According to a representative at the U.S. Department of Agriculture (USDA) Agricultural Marketing Service, proposed rules for organic aquaculture should be ready for public comment in early 2013. Miles McEvoy, deputy administrator of the National Organic Program, issued a memorandum in May that stated the process would take two years.

This development bodes well for the seafood industry. The organic food and beverage market in the United States was worth USD 24.8 billion in 2009 (3.7 percent of total U.S. food sales), according to the Organic Trade Association. Seafood remains the only protein category without access to organic standards and the USDA organic label.

McEvoy had asked the National Organic Standards Board (NOSB) to review a list of substances to be added to the National List of Allowed and Prohibited Substances for use in organic aquaculture, and to see whether the substances are compliant with the Organic Foods Production Act. That process will not take as long as previously believed.

Once the NOSB makes its recommendations, the rule-making process offers opportunities for the public to comment and for other federal agencies — such as the National Oceanic and Atmospheric Administration, the Food and Drug Administration and the Environmental Protection Agency — to make modifications. That process could take several months or longer. NOSB recommendations for an organic aquaculture rule proposal were originally expected sometime in 2007, but the issue has been set on the back burner.
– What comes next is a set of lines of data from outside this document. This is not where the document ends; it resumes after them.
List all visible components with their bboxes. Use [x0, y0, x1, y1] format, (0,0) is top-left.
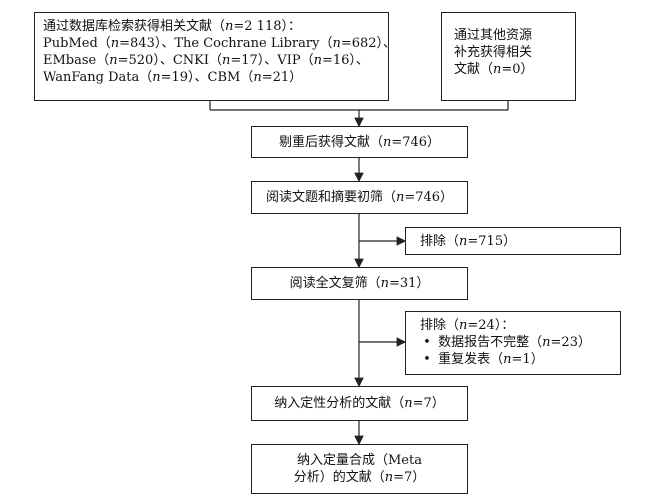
step-title-abstract-text: 阅读文题和摘要初筛（n=746）: [265, 190, 454, 205]
databases-line-2: PubMed（n=843）、The Cochrane Library（n=682…: [43, 36, 397, 51]
databases-line-4: WanFang Data（n=19）、CBM（n=21）: [43, 70, 303, 85]
step-title-abstract-box: 阅读文题和摘要初筛（n=746）: [251, 181, 468, 214]
exclusion-first-box: 排除（n=715）: [405, 227, 621, 255]
exclusion-first-text: 排除（n=715）: [420, 234, 517, 249]
step-quantitative-box: 纳入定量合成（Meta 分析）的文献（n=7）: [251, 444, 468, 494]
step-qualitative-box: 纳入定性分析的文献（n=7）: [251, 386, 468, 421]
other-sources-line-3: 文献（n=0）: [454, 62, 534, 77]
step-quantitative-line-2: 分析）的文献（n=7）: [293, 470, 426, 485]
step-dedup-text: 剔重后获得文献（n=746）: [278, 134, 441, 150]
step-fulltext-text: 阅读全文复筛（n=31）: [289, 276, 430, 291]
databases-box: 通过数据库检索获得相关文献（n=2 118）： PubMed（n=843）、Th…: [34, 12, 397, 101]
exclusion-second-box: 排除（n=24）： • 数据报告不完整（n=23） • 重复发表（n=1）: [405, 311, 621, 375]
exclusion-item-incomplete: 数据报告不完整（n=23）: [438, 335, 591, 350]
step-fulltext-box: 阅读全文复筛（n=31）: [251, 267, 468, 300]
exclusion-item: • 重复发表（n=1）: [420, 351, 620, 368]
exclusion-item-duplicate: 重复发表（n=1）: [438, 352, 544, 367]
other-sources-box: 通过其他资源 补充获得相关 文献（n=0）: [441, 12, 576, 101]
exclusion-item: • 数据报告不完整（n=23）: [420, 334, 620, 351]
step-qualitative-text: 纳入定性分析的文献（n=7）: [274, 396, 445, 411]
bullet-marker: •: [423, 335, 431, 350]
exclusion-second-title: 排除（n=24）：: [420, 318, 515, 333]
step-dedup-box: 剔重后获得文献（n=746）: [251, 126, 468, 158]
databases-line-3: EMbase（n=520）、CNKI（n=17）、VIP（n=16）、: [43, 53, 369, 68]
other-sources-line-1: 通过其他资源: [454, 28, 533, 43]
other-sources-line-2: 补充获得相关: [454, 45, 533, 60]
step-quantitative-line-1: 纳入定量合成（Meta: [297, 453, 422, 468]
bullet-marker: •: [423, 352, 431, 367]
databases-line-1: 通过数据库检索获得相关文献（n=2 118）：: [43, 19, 301, 34]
It is expected that the production and use of fishmeal for fish feed will be one of the major issues during the public comment phase. Wild forage fisheries — such as anchovies, mackerel and even pollock — are the primary component of fishmeal, so that raises a key sticking point. “Organic” is a process claim, not a product claim: It’s all about input, output and impact and there is no clear way to deem a wild product organic.
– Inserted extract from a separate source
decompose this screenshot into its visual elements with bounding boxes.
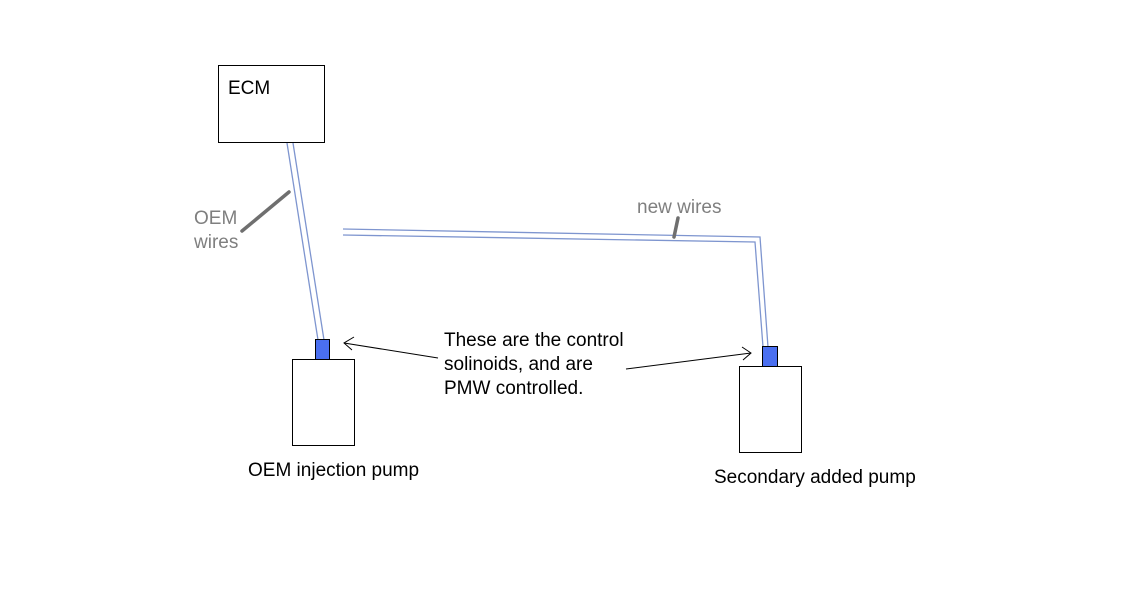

Existing U.S. rules do not allow any seafood to bear the coveted “USDA Organic” label due to the lack of standards for organic aquaculture production and certification, though some seafood products are labeled as organic because they’ve been certified by a third-party outfit such as Natürland in Germany. The state of California, however, does not allow any seafood to be marketed as organic in lieu of USDA Organic standards; it remains the only state to have passed such a law.